I’m not specifically answering that question here (might have a go another time though!) but what I’m saying is that article raises an intriguing intellectual argument that made me think a lot more than most of the pieces published these past weeks – it just doesn’t particular answer or pursue its own subject matter to a finale.

Similarly, there’s a disjointedness within the article’s wider point given Generation X itself has been the biggest purveyor of the ugly blend of new age self-help philosophies coupled with hard-nosed Social Darwinian economics that is manifested via latter-day mainstream hip hop and via the economic politics of a majority of voters. The broad brush tarring doesn’t explain that ‘Generation X’ wasn’t a single phenomenon and therefore was, on the one hand, the ‘me generation’ of the Eighties (recently toasted and semi-celebrated in The Wolf of Wall Street) and the ‘stocks only go up’ cash-in crowd of the Dot-com bust and the same crew recently found corruptly manipulating financial markets, selling financial products that created systemic risks and cashing out million pound bonuses, as well as, on the other hand, being the generation that has pushed for ever more ethical decisions by corporates, is more involved in green causes, anti-corruption campaigns, anti-war movements, local grassroots social activities and so forth than ever. The mythical drop-outs the article is taking aim at don’t have too much in common with Kurt Cobain, nor with the majority of their own generation.

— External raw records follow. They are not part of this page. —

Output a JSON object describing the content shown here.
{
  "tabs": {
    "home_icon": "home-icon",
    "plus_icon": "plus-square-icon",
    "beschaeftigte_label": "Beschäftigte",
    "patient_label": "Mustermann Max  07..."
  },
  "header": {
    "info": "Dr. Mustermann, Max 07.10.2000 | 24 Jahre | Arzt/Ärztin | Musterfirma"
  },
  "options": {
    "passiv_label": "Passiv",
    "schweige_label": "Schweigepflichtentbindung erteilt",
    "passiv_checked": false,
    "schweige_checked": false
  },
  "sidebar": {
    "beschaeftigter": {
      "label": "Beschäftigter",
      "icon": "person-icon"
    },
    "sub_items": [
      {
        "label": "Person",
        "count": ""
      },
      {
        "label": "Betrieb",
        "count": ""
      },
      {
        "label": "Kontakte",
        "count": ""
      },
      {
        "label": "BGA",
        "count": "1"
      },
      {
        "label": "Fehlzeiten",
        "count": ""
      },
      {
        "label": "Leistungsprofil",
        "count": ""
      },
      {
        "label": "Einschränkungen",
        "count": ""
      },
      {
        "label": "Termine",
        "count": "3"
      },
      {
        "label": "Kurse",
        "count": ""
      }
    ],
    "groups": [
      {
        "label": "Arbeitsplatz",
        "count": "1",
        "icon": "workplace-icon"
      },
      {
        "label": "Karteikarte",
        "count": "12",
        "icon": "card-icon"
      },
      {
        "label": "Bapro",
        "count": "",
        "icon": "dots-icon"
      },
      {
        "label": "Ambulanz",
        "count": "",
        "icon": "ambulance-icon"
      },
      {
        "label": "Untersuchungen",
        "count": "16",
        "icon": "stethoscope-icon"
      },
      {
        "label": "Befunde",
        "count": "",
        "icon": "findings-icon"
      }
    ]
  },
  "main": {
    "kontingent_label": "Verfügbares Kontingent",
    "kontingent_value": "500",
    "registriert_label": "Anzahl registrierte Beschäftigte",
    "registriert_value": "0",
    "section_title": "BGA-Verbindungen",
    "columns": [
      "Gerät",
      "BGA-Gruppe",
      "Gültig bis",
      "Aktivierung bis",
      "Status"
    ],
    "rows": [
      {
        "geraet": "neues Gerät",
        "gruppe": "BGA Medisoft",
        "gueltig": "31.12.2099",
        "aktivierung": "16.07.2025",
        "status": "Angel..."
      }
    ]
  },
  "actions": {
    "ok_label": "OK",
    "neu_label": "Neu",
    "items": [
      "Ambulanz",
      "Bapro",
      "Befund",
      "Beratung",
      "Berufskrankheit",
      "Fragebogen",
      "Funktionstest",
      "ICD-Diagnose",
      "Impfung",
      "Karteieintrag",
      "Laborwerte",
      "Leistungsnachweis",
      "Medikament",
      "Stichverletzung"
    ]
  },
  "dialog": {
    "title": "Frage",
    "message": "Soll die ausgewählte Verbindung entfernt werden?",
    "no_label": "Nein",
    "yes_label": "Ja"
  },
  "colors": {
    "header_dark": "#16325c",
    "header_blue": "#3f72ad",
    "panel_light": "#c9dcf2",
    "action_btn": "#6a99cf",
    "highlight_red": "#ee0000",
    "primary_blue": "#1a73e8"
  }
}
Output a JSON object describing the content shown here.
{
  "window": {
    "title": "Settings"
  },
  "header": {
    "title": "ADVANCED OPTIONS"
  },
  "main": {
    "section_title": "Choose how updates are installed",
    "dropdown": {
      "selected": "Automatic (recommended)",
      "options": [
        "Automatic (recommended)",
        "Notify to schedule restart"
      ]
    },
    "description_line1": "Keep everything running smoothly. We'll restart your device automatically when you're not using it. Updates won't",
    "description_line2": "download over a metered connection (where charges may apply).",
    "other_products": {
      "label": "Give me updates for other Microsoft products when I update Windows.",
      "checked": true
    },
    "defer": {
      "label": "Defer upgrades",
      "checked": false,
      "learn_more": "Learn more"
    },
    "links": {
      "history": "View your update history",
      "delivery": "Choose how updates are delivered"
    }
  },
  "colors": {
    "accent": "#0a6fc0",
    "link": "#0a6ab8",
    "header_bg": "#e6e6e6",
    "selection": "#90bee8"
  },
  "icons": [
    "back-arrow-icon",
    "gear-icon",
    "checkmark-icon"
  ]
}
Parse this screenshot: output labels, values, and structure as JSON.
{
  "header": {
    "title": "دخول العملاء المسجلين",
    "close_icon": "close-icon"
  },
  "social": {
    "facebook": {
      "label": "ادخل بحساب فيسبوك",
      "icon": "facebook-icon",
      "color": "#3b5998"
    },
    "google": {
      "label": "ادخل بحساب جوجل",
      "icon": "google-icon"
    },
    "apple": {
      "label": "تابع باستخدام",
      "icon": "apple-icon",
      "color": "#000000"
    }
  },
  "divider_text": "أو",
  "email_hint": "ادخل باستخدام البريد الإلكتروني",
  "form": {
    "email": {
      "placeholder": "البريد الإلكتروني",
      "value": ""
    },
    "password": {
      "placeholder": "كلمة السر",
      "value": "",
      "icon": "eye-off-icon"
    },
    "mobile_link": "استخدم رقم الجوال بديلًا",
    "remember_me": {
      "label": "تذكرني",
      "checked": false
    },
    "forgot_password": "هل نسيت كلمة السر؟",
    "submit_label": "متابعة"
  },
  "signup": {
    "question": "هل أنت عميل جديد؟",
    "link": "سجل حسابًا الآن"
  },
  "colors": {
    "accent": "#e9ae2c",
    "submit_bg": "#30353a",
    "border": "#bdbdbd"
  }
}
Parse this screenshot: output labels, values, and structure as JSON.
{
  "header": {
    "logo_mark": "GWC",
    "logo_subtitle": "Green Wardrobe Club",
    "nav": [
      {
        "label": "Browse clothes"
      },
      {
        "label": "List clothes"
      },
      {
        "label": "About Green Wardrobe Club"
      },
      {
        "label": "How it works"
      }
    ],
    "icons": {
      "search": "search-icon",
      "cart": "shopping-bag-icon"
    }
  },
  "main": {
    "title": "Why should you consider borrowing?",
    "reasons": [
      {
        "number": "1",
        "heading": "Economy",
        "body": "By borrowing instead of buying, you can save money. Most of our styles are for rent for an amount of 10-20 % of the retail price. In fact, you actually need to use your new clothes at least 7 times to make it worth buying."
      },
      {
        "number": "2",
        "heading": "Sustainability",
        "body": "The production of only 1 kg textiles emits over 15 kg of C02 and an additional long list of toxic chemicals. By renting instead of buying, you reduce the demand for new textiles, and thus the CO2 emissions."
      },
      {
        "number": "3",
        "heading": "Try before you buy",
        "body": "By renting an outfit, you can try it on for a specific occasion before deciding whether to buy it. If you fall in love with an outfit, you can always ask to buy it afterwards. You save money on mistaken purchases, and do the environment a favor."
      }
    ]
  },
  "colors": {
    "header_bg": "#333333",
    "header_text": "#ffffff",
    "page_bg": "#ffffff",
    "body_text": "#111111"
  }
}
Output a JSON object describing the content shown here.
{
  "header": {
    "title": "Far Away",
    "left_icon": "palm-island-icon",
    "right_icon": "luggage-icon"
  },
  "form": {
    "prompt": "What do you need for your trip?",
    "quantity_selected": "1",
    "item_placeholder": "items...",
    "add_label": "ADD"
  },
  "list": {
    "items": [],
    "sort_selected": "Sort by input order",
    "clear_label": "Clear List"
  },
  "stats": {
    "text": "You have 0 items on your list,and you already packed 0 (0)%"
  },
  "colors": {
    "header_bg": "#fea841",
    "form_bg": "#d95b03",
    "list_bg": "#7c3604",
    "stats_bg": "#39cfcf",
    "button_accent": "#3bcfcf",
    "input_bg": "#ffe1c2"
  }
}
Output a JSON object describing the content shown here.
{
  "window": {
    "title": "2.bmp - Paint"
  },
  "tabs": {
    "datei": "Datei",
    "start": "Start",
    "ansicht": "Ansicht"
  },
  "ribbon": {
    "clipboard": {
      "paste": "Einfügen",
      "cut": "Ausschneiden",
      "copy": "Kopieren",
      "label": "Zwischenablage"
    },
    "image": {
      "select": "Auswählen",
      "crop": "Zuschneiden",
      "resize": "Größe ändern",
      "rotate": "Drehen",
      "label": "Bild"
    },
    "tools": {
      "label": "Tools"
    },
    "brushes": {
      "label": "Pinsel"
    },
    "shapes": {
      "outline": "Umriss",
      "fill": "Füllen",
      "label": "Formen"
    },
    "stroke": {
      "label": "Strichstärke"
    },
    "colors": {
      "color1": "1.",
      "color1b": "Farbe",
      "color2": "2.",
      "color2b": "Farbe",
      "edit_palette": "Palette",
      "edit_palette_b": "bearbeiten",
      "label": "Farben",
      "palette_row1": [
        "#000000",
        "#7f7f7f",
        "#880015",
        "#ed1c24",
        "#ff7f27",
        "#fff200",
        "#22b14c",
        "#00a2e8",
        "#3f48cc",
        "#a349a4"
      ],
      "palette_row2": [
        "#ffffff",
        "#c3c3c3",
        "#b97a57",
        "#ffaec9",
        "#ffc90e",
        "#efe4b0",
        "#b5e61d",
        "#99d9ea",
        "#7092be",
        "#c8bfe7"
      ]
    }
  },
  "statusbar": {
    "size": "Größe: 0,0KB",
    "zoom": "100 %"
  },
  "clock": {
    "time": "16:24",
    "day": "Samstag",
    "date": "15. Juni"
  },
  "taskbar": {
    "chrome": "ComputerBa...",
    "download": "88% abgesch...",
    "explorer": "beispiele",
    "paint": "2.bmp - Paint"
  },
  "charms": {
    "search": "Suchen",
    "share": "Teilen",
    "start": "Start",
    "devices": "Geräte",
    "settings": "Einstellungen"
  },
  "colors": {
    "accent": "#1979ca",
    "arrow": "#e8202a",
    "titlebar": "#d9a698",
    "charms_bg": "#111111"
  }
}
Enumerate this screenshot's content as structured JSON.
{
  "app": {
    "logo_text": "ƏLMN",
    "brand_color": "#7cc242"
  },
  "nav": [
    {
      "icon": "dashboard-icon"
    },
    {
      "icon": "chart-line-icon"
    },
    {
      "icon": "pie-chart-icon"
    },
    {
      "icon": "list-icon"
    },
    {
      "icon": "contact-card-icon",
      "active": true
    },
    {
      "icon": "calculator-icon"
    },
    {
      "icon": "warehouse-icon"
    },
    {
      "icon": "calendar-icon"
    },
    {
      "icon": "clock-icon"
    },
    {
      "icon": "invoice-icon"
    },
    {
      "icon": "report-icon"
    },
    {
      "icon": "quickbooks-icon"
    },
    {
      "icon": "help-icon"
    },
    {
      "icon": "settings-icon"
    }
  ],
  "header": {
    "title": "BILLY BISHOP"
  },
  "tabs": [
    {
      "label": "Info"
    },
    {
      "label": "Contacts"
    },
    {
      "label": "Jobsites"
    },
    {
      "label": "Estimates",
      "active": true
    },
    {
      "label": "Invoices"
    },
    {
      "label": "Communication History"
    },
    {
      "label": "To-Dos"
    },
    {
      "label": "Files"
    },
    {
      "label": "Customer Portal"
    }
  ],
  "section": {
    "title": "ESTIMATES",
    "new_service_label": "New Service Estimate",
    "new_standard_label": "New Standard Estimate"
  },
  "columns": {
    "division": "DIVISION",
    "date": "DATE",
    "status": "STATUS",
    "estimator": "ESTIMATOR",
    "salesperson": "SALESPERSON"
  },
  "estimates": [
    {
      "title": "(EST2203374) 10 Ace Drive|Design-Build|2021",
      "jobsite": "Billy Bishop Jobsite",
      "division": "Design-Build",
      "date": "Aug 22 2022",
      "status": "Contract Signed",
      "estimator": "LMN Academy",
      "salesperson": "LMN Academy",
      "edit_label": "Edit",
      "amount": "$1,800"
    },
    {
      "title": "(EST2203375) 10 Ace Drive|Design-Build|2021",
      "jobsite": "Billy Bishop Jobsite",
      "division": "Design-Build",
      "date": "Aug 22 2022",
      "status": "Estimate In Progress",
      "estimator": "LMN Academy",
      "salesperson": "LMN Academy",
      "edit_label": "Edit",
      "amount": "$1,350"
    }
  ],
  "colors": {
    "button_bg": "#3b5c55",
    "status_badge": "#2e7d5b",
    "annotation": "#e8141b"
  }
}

The final three paragraphs are a separate article really pointing out that Jay Z’s appropriation of a Nirvana sample for a recent song was simply a way of contrasting the failure of others to rise within a certain paradigm with his own claim to self-made success. That’s a really neat and sour point and at least a strong conclusion. Unfortunately, having failed to identify why exactly Cobain should be deemed a loser or a slacker, these final paragraphs barely connect to the main thesis.

There was potentially a far more coherent angle for the article. The second column explained that success/failure were concepts that changed over time according to specific circumstances, needs, opinions and therefore are not intrinsic physical realities that can be scientifically defined – that the current definition is NOT the absolute, eternal way it was or should be. The article could have either taken aim at the lazy reporting of Generation X clichés (that really had more to do with typical “older generation dismissing younger generation” thinking) as fact – or debated why Cobain is held up as an icon of failure when by many measures he’s one of society’s one percent of high-achievers. At least, however, it was an article with a bit more substance to it. If there was anything to be taken from a couple of weeks of magazines, newspapers and online media sources deciding to fill a few quick pages with Cobain-talk it’s that an ‘icon of depression’ twenty years dead managed to achieve more, inspire more, pump more thought and effort into his works and make a far less shoddy job of what he did than a vast number of media commentators (who I’m presuming all self-define as relative successes) manage here in the enlightened future.